Répartir clairement les compétences
L'UE et la zone euro doivent redéfinir plus clairement le partage des compétences entre les institutions supranationales et les Etats membres, préconise le quotidien libéral-conservateur Tagesspiegel : "L'UE et la zone euro en sont arrivées à un point où elles doivent adapter leurs structures à la nouvelle réalité. Si, de l'institution qu'elle est aujourd'hui, la Commission veut devenir un gouvernement, elle doit céder certaines compétences incompatibles avec un gouvernement, notamment la surveillance juridique.

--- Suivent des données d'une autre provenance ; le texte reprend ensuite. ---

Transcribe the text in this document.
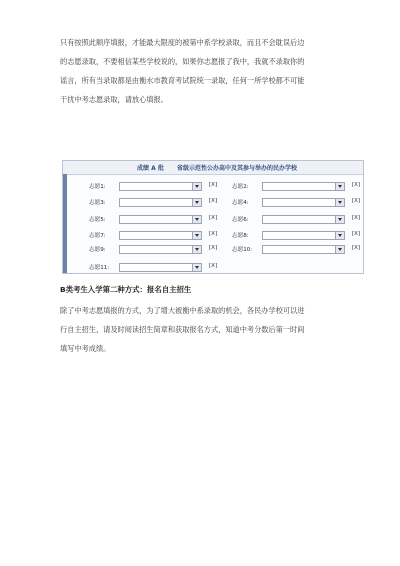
只有按照此顺序填报，才能最大限度的被第中系学校录取，而且不会耽误后边

的志愿录取，不要相信某些学校说的，如果你志愿报了我中，我就不录取你的

谣言，所有当录取都是由衡水市教育考试院统一录取，任何一所学校都不可能

干扰中考志愿录取，请放心填报。

成绩 A 批 省级示范性公办高中及其参与举办的民办学校
志愿1:	[X]	志愿2:	[X]
志愿3:	[X]	志愿4:	[X]
志愿5:	[X]	志愿6:	[X]
志愿7:	[X]	志愿8:	[X]
志愿9:	[X]	志愿10:	[X]
志愿11:	[X]
B类考生入学第二种方式：报名自主招生

除了中考志愿填报的方式，为了增大被衡中系录取的机会，各民办学校可以进

行自主招生，请及时阅读招生简章和获取报名方式，知道中考分数后第一时间

填写中考成绩。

Faire clairement la part des choses entre ce qui est du ressort de l'UE et ce qui reste du ressort national aiderait aussi à maintenir les Britanniques au sein de l'UE. Une Europe qui définisse plus clairement les responsabilités n'aura pas à sortir de l'ornière, parce qu'elle ne s'y enlisera pas."
Mettre fin aux atermoiements de l'Europe
L'UE et les Etats membres doivent trancher : créer des institutions supranationales ou rétrocéder les compétences aux Etats-nations. Il faut enfin se décider, souligne le quotidien conservateur Die Presse : "Si l'on veut avoir au final une Europe puissante sur les plans politique et économique, avec une forte monnaie unique, alors il faut établir un modèle crédible, démocratiquement légitime, doté de solides institutions supranationales, en effectuant un effort pédagogique auprès des citoyens. Car l'Europe ne fonctionnera pas sans le soutien des populations nationales. Si ceci s'avère irréalisable, alors il faudra se demander comment démanteler de la façon la moins douloureuse possible l'édifice monétaire construit jusqu'ici. Avec la conséquence naturelle qu'une Europe revenue aux Etats-nations sombrera dans l'insignifiance internationale, et pas seulement sur le plan économique. En tout cas, la poursuite des atermoiements actuels n'est pas une option."